Anayasa Koruma Dairesi AfD'yi gözlem altında tutuyor

Almanya'nın yurtiçinden sorumlu istihbarat teşkilatı Anayasa Koruma Dairesi, Federal Meclis'te ana muhalefeti oluşturan Almanya için Alternatif'i (AfD) aşırı sağcı olduğu şüphesiyle değerlendirmeye aldı. Daha önce partinin yalnızca bazı eyalet örgütleri gözlem altındayken, şimdiden itibaren partinin tamamı istihbari gözleme tabi tutulacak. Avrupa basını bu adımdan ağırlıklı olarak memnun.

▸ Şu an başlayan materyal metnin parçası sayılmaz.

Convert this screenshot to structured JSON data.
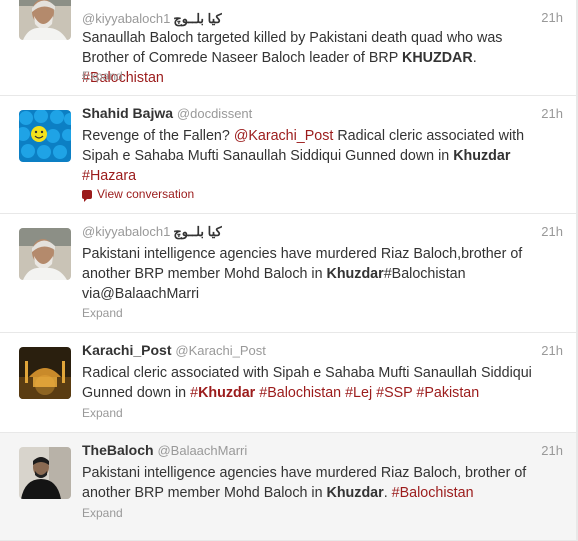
{
  "colors": {
    "link": "#9b1b1b",
    "muted": "#999999",
    "text": "#333333"
  },
  "tweets": [
    {
      "fullname": "",
      "username": "@kiyyabaloch1",
      "urdu_name": "کیا بلــوچ",
      "time": "21h",
      "segments": [
        {
          "t": "Sanaullah Baloch targeted killed by Pakistani death quad who was Brother of Comrede Naseer Baloch leader of BRP "
        },
        {
          "t": "KHUZDAR",
          "b": true
        },
        {
          "t": ". "
        },
        {
          "t": "#Balochistan",
          "l": true
        }
      ],
      "action": "Expand",
      "avatar_icon": "man-grey-beard-avatar"
    },
    {
      "fullname": "Shahid Bajwa",
      "username": "@docdissent",
      "urdu_name": "",
      "time": "21h",
      "segments": [
        {
          "t": "Revenge of the Fallen? "
        },
        {
          "t": "@Karachi_Post",
          "l": true
        },
        {
          "t": " Radical cleric associated with Sipah e Sahaba Mufti Sanaullah Siddiqui Gunned down in "
        },
        {
          "t": "Khuzdar",
          "b": true
        },
        {
          "t": " "
        },
        {
          "t": "#Hazara",
          "l": true
        }
      ],
      "action": "View conversation",
      "avatar_icon": "blue-smiley-balls-avatar"
    },
    {
      "fullname": "",
      "username": "@kiyyabaloch1",
      "urdu_name": "کیا بلــوچ",
      "time": "21h",
      "segments": [
        {
          "t": "Pakistani intelligence agencies have murdered Riaz Baloch,brother of another BRP member Mohd Baloch in "
        },
        {
          "t": "Khuzdar",
          "b": true
        },
        {
          "t": "#Balochistan via@BalaachMarri"
        }
      ],
      "action": "Expand",
      "avatar_icon": "man-grey-beard-avatar"
    },
    {
      "fullname": "Karachi_Post",
      "username": "@Karachi_Post",
      "urdu_name": "",
      "time": "21h",
      "segments": [
        {
          "t": "Radical cleric associated with Sipah e Sahaba Mufti Sanaullah Siddiqui Gunned down in "
        },
        {
          "t": "#",
          "l": true
        },
        {
          "t": "Khuzdar",
          "l": true,
          "b": true
        },
        {
          "t": " "
        },
        {
          "t": "#Balochistan",
          "l": true
        },
        {
          "t": " "
        },
        {
          "t": "#Lej",
          "l": true
        },
        {
          "t": " "
        },
        {
          "t": "#SSP",
          "l": true
        },
        {
          "t": " "
        },
        {
          "t": "#Pakistan",
          "l": true
        }
      ],
      "action": "Expand",
      "avatar_icon": "night-mosque-avatar"
    },
    {
      "fullname": "TheBaloch",
      "username": "@BalaachMarri",
      "urdu_name": "",
      "time": "21h",
      "segments": [
        {
          "t": "Pakistani intelligence agencies have murdered Riaz Baloch, brother of another BRP member Mohd Baloch in "
        },
        {
          "t": "Khuzdar",
          "b": true
        },
        {
          "t": ". "
        },
        {
          "t": "#Balochistan",
          "l": true
        }
      ],
      "action": "Expand",
      "avatar_icon": "man-dark-portrait-avatar"
    }
  ]
}
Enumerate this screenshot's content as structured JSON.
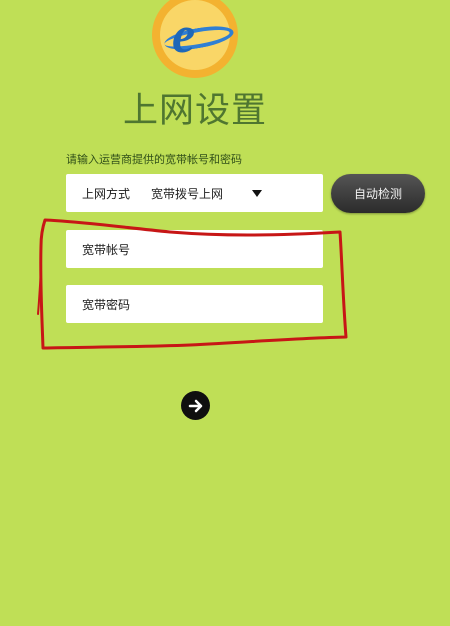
{
  "app": {
    "logo_letter": "e",
    "title": "上网设置",
    "instruction": "请输入运营商提供的宽带帐号和密码"
  },
  "form": {
    "dial_method_label": "上网方式",
    "dial_method_value": "宽带拨号上网",
    "account_placeholder": "宽带帐号",
    "password_placeholder": "宽带密码"
  },
  "actions": {
    "auto_detect_label": "自动检测",
    "next_icon": "arrow-right-icon"
  },
  "colors": {
    "background": "#bfdf56",
    "accent_title": "#4f7630",
    "annotation_red": "#c71616"
  }
}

Tüm alıntıları göster/kapat
Večernji list (HR) /

Nihayet tehlike olarak görüldü

Večernji list bu kararı, Alman siyaseti içinde bir bilinçlenme sürecinin bir parçası olarak görüyor:

“Artık tüm AfD'nin istihbari gözetim altında olması Alman hükümetinin -radikal sağcı ideologların motivasyonuyla aşırı uçların bir dizi kanlı saldırı yapmasının ardından- aşırı sağcılığı nihayet ciddiye almaya başlamış olmasının bir sonucu. Sağcı terör saldırıları Almanya'da yıllardır 'yalnız kurt' tabir edilen kişilerin bireysel eylemleri olarak görüldü - üstelik her vakanın ardında ırkçı motivasyon varken. Emniyet ve istihbarat teşkilatlarının, bu vakalara terörizm gözüyle bakmayı ısrarla reddetmesinin ne kadar büyük bir hata olduğu anlaşıldı.”

La Vanguardia (ES) /

Başka ülkeler bu örneği izlemeli

La Vanguardia'ya göre tüm Avrupa, artık sağcı eğilimlere karşı daha temkinli olmalı:

“Ülkedeki ana muhalefet partisinin, aslında küçük radikal gruplar ve teröristler için öngörülmüş bir listeye alınması, Almanya'nın anayasal düzenin ihlalini ve bunun olası sonuçlarını ne kadar ciddiye aldığının bir göstergesi. Benzer partilere sahip Avrupa devletleri de bunu dikkate almalı. Fransa dün ilk kez, göç karşıtı bir aşırı sağcı grubu dağıttı ve yasakladı. Macaristan Başbakanı Orbán'ın partisi Fidesz ise Avrupa karşıtı bir politika yürüttüğü gerekçesiyle Avrupa Parlamentosu'nun Avrupa Halk Partileri (EPP) grubundan atılmadan önce kendi ayrıldı.”

De Standaard (BE) /

Dışlama, aşırı sağcıların ekmeğine yağ sürecektir

De Standaard, Alman AfD partisinin gözetime alınmasını da Fidesz'in EPP'den çıkışını da benzer kaygılarla değerlendiriyor:

“Bu sayede aşırı sağcı akımlar, 'halkın sesi' oldukları ve 'elitler tarafından' zorla susturuldukları safsatasını anlatmaya devam edebilecektir. Bu elit kesim aynı zamanda pandemiyle mücadele etmekle meşgulse ve ara sıra yetkilerin suistimal edilmesine ve yolsuzluğa sahne oluyorsa bir sonraki fırtınada yapayalnız ortada kalacak demektir. Covid-19, demokrasinin yönü konusundaki tartışmayı bir süreliğine ertelemiş oldu. Hatta aşırı sağ bu sürecin sadece izleyicisi olmaya mahkum olacak gibiydi. Ama umutlar boşa çıktı, zira sağlık krizinin artçı sarsıntıları, siyasi sistemin birliğini zora sokmaya devam edecek gibi görünüyor.”